Dans ce contexte, la France dispose d’atouts reconnus. Son expertise en matière de gestion intégrée de la ressource, d’ingénierie hydraulique, de traitement et de réutilisation des eaux, ou encore de gouvernance des services publics, constitue un levier concret pour accompagner les transitions en cours.
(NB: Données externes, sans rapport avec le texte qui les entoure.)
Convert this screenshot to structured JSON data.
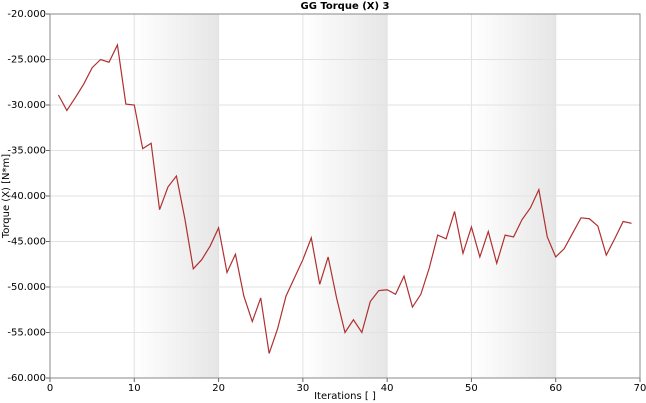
{
  "chart_data": {
    "type": "line",
    "title": "GG Torque (X) 3",
    "xlabel": "Iterations [ ]",
    "ylabel": "Torque (X) [N*m]",
    "x": [
      1,
      2,
      3,
      4,
      5,
      6,
      7,
      8,
      9,
      10,
      11,
      12,
      13,
      14,
      15,
      16,
      17,
      18,
      19,
      20,
      21,
      22,
      23,
      24,
      25,
      26,
      27,
      28,
      29,
      30,
      31,
      32,
      33,
      34,
      35,
      36,
      37,
      38,
      39,
      40,
      41,
      42,
      43,
      44,
      45,
      46,
      47,
      48,
      49,
      50,
      51,
      52,
      53,
      54,
      55,
      56,
      57,
      58,
      59,
      60,
      61,
      62,
      63,
      64,
      65,
      66,
      67,
      68,
      69
    ],
    "series": [
      {
        "name": "GG Torque (X) 3",
        "color": "#b03030",
        "values": [
          -28.9,
          -30.6,
          -29.2,
          -27.7,
          -25.9,
          -25.0,
          -25.3,
          -23.4,
          -29.9,
          -30.0,
          -34.8,
          -34.2,
          -41.5,
          -39.0,
          -37.8,
          -42.5,
          -48.0,
          -47.0,
          -45.5,
          -43.5,
          -48.4,
          -46.4,
          -51.0,
          -53.8,
          -51.2,
          -57.3,
          -54.6,
          -51.0,
          -49.0,
          -47.0,
          -44.6,
          -49.7,
          -46.7,
          -51.2,
          -55.0,
          -53.6,
          -55.0,
          -51.6,
          -50.4,
          -50.3,
          -50.8,
          -48.8,
          -52.2,
          -50.8,
          -47.9,
          -44.3,
          -44.7,
          -41.7,
          -46.3,
          -43.4,
          -46.7,
          -43.9,
          -47.4,
          -44.3,
          -44.5,
          -42.6,
          -41.3,
          -39.3,
          -44.5,
          -46.7,
          -45.8,
          -44.1,
          -42.4,
          -42.5,
          -43.3,
          -46.5,
          -44.7,
          -42.8,
          -43.0
        ]
      }
    ],
    "xlim": [
      0,
      70
    ],
    "xticks": [
      0,
      10,
      20,
      30,
      40,
      50,
      60,
      70
    ],
    "ylim": [
      -60,
      -20
    ],
    "yticks": [
      {
        "value": -60,
        "label": "-60.000"
      },
      {
        "value": -55,
        "label": "-55.000"
      },
      {
        "value": -50,
        "label": "-50.000"
      },
      {
        "value": -45,
        "label": "-45.000"
      },
      {
        "value": -40,
        "label": "-40.000"
      },
      {
        "value": -35,
        "label": "-35.000"
      },
      {
        "value": -30,
        "label": "-30.000"
      },
      {
        "value": -25,
        "label": "-25.000"
      },
      {
        "value": -20,
        "label": "-20.000"
      }
    ],
    "grid": true
  }
}
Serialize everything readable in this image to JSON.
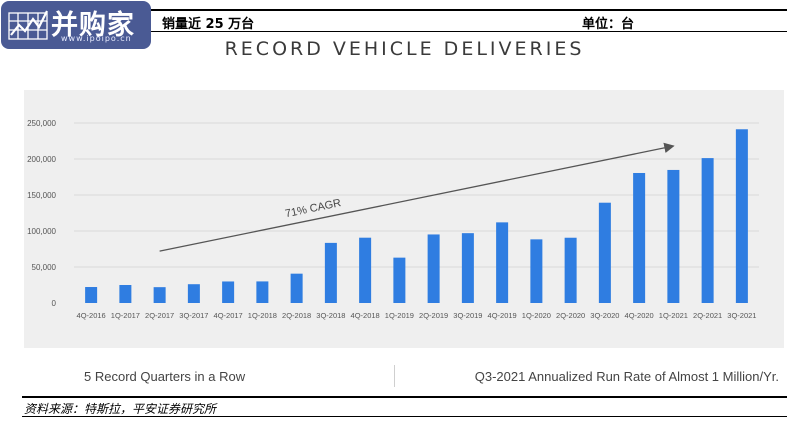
{
  "caption": {
    "title": "销量近 25 万台",
    "unit": "单位：台"
  },
  "logo": {
    "text": "并购家",
    "url": "www.ipoipo.cn"
  },
  "chart_data": {
    "type": "bar",
    "title": "RECORD VEHICLE DELIVERIES",
    "xlabel": "",
    "ylabel": "",
    "categories": [
      "4Q-2016",
      "1Q-2017",
      "2Q-2017",
      "3Q-2017",
      "4Q-2017",
      "1Q-2018",
      "2Q-2018",
      "3Q-2018",
      "4Q-2018",
      "1Q-2019",
      "2Q-2019",
      "3Q-2019",
      "4Q-2019",
      "1Q-2020",
      "2Q-2020",
      "3Q-2020",
      "4Q-2020",
      "1Q-2021",
      "2Q-2021",
      "3Q-2021"
    ],
    "values": [
      22200,
      25000,
      22000,
      26100,
      29900,
      29980,
      40740,
      83500,
      90700,
      63000,
      95200,
      97000,
      112000,
      88400,
      90650,
      139300,
      180570,
      184800,
      201250,
      241300
    ],
    "ylim": [
      0,
      250000
    ],
    "yticks": [
      0,
      50000,
      100000,
      150000,
      200000,
      250000
    ],
    "ytick_labels": [
      "0",
      "50,000",
      "100,000",
      "150,000",
      "200,000",
      "250,000"
    ],
    "grid": true,
    "bar_color": "#2f7de1",
    "annotation": {
      "text": "71% CAGR",
      "arrow_from": {
        "category": "2Q-2017",
        "value": 72000
      },
      "arrow_to": {
        "category": "1Q-2021",
        "value": 218000
      }
    }
  },
  "footer": {
    "left": "5 Record Quarters in a Row",
    "right": "Q3-2021 Annualized Run Rate of Almost 1 Million/Yr."
  },
  "source": "资料来源：特斯拉，平安证券研究所"
}
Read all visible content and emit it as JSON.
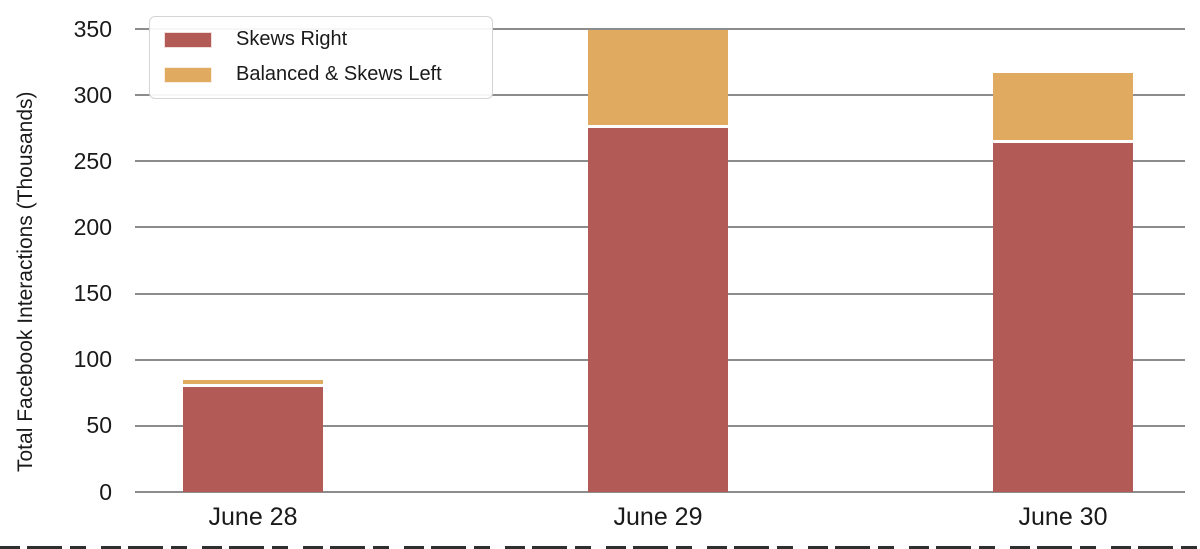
{
  "figure": {
    "title": "",
    "ylabel": "Total Facebook Interactions (Thousands)",
    "xlabel": ""
  },
  "legend": {
    "items": [
      {
        "label": "Skews Right",
        "color": "#b25b56"
      },
      {
        "label": "Balanced & Skews Left",
        "color": "#e1aa61"
      }
    ]
  },
  "chart_data": {
    "type": "bar",
    "stacked": true,
    "categories": [
      "June 28",
      "June 29",
      "June 30"
    ],
    "series": [
      {
        "name": "Skews Right",
        "color": "#b25b56",
        "values": [
          79,
          275,
          264
        ]
      },
      {
        "name": "Balanced & Skews Left",
        "color": "#e1aa61",
        "values": [
          6,
          74,
          53
        ]
      }
    ],
    "totals": [
      85,
      349,
      317
    ],
    "title": "",
    "xlabel": "",
    "ylabel": "Total Facebook Interactions (Thousands)",
    "ylim": [
      0,
      350
    ],
    "yticks": [
      0,
      50,
      100,
      150,
      200,
      250,
      300,
      350
    ],
    "grid": true,
    "gridline_color": "#8c8c8c",
    "text_color": "#1a1a1a",
    "legend_position": "upper left"
  }
}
Cette expertise n’est pas seulement technique : elle est aussi institutionnelle, économique et territoriale.

C’est dans cet esprit que les ministres turc et français en charge du Commerce extérieur sont convenus de la tenue d’un forum d’affaires consacré aux enjeux de l’eau, au second semestre 2026. Ce rendez-vous réunira entreprises, institutions, bailleurs et acteurs publics autour d’un objectif commun : mettre en commun nos savoir-faire pour répondre aux défis croissants de la Turquie, dans une logique de partenariat face à un environnement incertain.

Les choix qui seront faits aujourd’hui détermineront les trajectoires de demain. Ils appellent des réponses à la fois locales et collectives, pragmatiques et ambitieuses. Plus que jamais, il s’agit non seulement de gérer l’eau, mais de penser son avenir.